Another feature is real-time alerts, which help decision makers intervene immediately or before a major setback has occurred, instead of after the fact. This is crucial; since in conventional study startup, intervention usually happens after an issue has occurred, when it’s too late to proactively avoid the problem, which may ultimately derail the study and necessitate a rescue.

Embracing Innovation

It is critical for sponsors and CROs to leverage new innovative technologies to aid in their goals of streamlining clinical trials by empowering oversight, casting light on bottlenecks, reducing study rescue, and ultimately, getting life savings drugs to market more quickly.

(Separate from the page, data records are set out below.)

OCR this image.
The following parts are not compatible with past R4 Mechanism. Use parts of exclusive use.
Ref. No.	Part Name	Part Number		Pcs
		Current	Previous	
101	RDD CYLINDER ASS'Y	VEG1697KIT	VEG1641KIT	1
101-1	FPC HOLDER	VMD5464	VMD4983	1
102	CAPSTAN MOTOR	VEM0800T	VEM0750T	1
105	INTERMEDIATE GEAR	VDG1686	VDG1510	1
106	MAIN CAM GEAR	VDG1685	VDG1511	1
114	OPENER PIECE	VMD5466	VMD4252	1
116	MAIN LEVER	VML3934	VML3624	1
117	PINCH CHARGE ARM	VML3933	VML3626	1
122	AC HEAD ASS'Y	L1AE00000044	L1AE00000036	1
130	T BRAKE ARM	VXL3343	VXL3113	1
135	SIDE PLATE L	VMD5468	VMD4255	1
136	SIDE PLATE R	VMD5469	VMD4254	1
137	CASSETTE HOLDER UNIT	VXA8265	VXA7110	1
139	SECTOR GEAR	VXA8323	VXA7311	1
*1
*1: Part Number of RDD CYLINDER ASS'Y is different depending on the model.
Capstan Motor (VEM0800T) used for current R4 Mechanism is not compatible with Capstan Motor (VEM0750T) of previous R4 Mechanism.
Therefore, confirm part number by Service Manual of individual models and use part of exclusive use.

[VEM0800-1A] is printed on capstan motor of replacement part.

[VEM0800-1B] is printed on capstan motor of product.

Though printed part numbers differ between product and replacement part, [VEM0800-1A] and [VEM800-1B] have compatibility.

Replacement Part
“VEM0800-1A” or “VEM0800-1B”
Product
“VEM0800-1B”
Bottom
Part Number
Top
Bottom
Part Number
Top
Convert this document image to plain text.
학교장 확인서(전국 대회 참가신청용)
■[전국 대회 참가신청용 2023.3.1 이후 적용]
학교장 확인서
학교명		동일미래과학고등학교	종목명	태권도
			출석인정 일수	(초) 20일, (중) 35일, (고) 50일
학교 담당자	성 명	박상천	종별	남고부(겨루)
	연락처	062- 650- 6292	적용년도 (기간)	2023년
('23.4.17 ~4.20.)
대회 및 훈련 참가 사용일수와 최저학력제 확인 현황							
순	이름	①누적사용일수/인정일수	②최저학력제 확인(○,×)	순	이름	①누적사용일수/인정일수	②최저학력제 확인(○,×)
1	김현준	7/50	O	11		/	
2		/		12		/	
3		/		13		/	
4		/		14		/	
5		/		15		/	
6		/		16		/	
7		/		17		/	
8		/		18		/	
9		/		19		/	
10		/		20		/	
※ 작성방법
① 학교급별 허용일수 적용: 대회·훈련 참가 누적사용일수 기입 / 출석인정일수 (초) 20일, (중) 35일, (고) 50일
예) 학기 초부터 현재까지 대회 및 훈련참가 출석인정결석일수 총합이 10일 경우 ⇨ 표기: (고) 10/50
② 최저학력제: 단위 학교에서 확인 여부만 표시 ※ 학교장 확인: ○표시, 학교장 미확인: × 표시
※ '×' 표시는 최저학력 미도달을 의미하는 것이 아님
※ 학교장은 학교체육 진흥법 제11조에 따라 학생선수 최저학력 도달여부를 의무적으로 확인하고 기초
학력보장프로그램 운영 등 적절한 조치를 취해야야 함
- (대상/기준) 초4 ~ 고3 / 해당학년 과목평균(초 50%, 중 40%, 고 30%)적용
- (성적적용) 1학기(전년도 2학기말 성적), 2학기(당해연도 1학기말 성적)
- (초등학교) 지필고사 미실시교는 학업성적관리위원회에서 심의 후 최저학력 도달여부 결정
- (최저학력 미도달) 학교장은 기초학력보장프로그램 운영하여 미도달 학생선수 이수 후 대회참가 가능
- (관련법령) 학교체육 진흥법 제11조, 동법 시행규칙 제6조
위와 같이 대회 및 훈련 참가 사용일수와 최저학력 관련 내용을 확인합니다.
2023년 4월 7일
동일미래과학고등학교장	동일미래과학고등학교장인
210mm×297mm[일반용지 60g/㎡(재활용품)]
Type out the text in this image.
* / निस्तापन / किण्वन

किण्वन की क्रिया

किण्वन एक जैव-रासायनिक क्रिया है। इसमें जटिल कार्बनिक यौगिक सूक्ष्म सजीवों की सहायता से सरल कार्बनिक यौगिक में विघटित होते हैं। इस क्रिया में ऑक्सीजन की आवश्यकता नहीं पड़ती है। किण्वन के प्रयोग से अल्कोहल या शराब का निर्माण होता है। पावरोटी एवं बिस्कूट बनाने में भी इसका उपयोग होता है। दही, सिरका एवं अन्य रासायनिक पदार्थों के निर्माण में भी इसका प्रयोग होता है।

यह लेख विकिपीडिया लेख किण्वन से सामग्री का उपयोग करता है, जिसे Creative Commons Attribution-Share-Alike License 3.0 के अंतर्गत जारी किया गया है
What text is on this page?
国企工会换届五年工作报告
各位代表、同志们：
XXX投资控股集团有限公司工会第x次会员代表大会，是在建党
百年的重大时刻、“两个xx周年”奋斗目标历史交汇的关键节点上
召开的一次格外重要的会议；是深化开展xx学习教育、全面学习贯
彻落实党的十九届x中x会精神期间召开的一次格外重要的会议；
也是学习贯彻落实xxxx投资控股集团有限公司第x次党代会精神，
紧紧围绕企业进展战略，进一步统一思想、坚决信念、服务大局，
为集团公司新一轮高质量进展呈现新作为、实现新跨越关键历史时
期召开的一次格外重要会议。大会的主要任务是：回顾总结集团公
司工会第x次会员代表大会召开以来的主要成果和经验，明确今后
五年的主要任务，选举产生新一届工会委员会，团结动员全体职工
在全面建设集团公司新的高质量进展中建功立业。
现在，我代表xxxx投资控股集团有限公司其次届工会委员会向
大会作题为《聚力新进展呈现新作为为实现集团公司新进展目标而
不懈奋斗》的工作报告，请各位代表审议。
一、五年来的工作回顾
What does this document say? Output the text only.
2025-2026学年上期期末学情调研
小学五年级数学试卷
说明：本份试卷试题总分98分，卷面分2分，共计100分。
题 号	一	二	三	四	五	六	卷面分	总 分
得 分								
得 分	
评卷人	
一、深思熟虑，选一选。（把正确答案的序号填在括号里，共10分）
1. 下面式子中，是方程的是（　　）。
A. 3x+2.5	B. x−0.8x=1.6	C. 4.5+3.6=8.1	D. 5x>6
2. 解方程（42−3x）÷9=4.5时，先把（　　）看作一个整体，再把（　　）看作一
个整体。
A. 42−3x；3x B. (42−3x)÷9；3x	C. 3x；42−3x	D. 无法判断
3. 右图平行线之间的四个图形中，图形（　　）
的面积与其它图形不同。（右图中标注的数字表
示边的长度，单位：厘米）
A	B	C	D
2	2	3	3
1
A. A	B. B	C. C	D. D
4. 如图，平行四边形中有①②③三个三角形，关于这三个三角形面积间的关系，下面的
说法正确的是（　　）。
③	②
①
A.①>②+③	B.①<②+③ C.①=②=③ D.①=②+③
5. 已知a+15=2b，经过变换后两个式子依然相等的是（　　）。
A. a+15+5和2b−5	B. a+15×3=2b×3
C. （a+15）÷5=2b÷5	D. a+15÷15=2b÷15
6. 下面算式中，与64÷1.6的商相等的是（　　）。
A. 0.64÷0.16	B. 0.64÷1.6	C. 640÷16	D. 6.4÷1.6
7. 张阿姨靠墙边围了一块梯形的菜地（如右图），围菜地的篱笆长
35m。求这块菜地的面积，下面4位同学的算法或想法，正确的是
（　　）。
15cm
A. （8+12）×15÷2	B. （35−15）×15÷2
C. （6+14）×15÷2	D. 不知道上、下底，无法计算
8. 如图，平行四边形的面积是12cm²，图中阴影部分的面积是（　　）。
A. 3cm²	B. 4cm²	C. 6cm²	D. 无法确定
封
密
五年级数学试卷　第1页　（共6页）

This works via true business intelligence—the ability to proactively identify and resolve bottlenecks in real-time, instantly view study status, quantify performance of the clinical team, and discover meaningful patterns in study startup data. Today’s industry leaders in clinical trials recognize that a CRO’s ability to produce high quality data and visualization into study progress translates into a competitive advantage and is a critical tool in their fight against wayward studies destined for rescue.